An artist's impression of the disc and gas streams around HD 142527. Astronomers have seen vast streams of gas flowing across the gap in the disc. These are the first direct observations of these streams, which are expected to be created by giant planets guzzling gas as they grow.(Photo: M. Kornmesser, ALMA (ESO/NAOJ/NRAO)
How do jumbo planets such as Jupiter form?
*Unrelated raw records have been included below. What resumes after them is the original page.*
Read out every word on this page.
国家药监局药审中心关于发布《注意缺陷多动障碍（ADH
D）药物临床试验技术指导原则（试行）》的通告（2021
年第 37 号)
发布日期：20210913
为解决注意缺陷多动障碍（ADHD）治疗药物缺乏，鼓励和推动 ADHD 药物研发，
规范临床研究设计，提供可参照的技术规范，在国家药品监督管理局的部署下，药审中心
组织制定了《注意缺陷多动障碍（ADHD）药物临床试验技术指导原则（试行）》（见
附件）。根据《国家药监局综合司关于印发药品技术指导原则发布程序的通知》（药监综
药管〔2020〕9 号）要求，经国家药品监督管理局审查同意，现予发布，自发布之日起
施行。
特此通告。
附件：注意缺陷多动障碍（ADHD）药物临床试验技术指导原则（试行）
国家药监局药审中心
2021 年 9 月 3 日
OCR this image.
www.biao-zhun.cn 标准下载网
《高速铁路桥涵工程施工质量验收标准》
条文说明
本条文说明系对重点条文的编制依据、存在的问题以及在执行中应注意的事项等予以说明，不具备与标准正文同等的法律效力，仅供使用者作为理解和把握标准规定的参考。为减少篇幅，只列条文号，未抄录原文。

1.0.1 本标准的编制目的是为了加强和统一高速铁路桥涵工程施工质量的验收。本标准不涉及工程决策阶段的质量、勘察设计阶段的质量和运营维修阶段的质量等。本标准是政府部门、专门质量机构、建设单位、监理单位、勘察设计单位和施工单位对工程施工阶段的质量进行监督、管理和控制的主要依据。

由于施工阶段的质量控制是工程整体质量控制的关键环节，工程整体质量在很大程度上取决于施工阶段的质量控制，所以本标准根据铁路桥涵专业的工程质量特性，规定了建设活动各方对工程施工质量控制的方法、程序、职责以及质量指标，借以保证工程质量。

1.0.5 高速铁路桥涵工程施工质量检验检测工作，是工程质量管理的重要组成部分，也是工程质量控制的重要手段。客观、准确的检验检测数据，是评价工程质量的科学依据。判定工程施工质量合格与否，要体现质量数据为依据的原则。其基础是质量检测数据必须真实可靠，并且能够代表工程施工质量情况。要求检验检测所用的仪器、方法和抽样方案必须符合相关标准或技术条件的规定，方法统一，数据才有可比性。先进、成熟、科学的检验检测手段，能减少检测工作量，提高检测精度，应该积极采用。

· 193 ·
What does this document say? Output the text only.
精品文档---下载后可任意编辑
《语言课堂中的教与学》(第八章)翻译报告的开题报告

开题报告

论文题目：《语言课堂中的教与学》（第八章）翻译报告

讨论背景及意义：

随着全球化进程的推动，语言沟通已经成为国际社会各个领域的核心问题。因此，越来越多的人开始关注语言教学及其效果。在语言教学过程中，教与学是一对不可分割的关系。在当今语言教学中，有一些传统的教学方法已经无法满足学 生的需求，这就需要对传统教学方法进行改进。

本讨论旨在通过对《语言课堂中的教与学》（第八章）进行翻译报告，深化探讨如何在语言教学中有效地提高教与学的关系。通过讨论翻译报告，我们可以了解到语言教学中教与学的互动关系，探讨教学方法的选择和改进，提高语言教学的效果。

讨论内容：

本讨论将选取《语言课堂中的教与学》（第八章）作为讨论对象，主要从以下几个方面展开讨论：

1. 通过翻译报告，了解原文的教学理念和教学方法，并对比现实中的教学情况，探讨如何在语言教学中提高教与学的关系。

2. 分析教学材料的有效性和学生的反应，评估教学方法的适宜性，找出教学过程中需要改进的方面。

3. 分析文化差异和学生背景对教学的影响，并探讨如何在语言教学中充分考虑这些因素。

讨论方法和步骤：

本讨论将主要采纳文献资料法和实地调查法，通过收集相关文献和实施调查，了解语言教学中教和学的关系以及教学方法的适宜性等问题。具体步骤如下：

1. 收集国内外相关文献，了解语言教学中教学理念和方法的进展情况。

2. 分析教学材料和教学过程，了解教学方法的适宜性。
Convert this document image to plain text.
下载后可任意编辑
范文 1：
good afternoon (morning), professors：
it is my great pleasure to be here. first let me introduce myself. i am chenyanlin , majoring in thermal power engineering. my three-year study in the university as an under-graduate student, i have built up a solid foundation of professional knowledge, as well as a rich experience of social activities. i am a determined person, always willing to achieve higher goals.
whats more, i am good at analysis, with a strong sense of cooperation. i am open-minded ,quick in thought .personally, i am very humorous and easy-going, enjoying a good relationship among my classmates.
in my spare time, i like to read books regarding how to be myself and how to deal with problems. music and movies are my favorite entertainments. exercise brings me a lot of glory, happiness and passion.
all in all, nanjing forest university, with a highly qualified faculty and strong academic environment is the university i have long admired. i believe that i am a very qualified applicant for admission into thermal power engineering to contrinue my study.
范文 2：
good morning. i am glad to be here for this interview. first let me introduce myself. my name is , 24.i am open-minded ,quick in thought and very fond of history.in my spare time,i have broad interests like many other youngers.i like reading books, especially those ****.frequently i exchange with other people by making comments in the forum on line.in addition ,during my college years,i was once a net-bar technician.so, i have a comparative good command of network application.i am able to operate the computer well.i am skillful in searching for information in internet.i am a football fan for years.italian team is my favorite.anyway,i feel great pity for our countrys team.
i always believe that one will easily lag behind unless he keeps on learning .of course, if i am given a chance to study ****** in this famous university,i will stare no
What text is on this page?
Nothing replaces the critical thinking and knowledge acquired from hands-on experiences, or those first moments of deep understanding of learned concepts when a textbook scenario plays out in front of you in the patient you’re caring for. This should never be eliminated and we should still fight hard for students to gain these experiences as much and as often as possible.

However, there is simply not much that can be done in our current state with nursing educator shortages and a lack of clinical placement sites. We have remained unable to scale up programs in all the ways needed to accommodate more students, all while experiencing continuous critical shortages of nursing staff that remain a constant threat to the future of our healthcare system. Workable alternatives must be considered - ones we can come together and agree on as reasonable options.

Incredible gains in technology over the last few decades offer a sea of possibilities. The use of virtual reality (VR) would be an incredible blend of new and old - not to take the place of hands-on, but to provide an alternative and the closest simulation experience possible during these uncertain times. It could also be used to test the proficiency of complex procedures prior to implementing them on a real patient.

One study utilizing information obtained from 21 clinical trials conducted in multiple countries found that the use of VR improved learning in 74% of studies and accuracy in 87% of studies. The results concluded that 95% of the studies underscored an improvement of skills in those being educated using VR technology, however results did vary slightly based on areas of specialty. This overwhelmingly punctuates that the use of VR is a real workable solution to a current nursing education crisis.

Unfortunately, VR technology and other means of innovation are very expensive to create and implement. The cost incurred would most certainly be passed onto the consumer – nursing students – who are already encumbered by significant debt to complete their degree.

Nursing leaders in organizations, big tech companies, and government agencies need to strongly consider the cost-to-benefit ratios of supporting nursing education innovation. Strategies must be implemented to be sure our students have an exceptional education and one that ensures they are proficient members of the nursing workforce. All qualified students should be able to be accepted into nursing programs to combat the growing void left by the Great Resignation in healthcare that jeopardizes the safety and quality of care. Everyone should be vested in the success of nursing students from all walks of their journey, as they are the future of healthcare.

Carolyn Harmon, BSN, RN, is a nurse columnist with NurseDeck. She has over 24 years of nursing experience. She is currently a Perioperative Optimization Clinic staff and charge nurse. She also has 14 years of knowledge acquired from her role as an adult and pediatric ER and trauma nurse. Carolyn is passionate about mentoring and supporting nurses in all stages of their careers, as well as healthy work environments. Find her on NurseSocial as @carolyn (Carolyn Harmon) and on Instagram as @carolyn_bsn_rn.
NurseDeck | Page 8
Astronomers may have
caught one in a nearby solar system being born, offering an answer.
A
pair of dusty filaments stretch more than 7.4 billion miles across the
length of the solar system of nearby star HD14252, feeding a young
planet's growth in a manner never seen before, report radio astronomers
led by Simon Casassus of Chile's Universidad de Chile in Santiago.
The
team used Chile's new Atacama Large Millimeter/submillimeter Array
(ALMA) to take a close look at the dust disks swirling around the star.
The find supports a theory that instabilities in such disks surrounding
young stars build up to grow giant planets in a snowballing fashion.
"Astronomers
and theorists have been waiting for decades for ALMA to be built and
begin operations, and this early discovery shows that the wait has been
well worthwhile," says planetary scientist Alan Boss, author of The Crowded Universe: The Race to Find Life Beyond Earth. "This is great stuff!" he says, by e-mail.
The Nature journal
study reports a Jupiter-size planet is likely forming about 90 times
farther away from the star than Earth's orbital distance from the sun.
Boss suggests that other giant planets have likely already formed around
the star, clearing a central dust-free ring around HD 14252.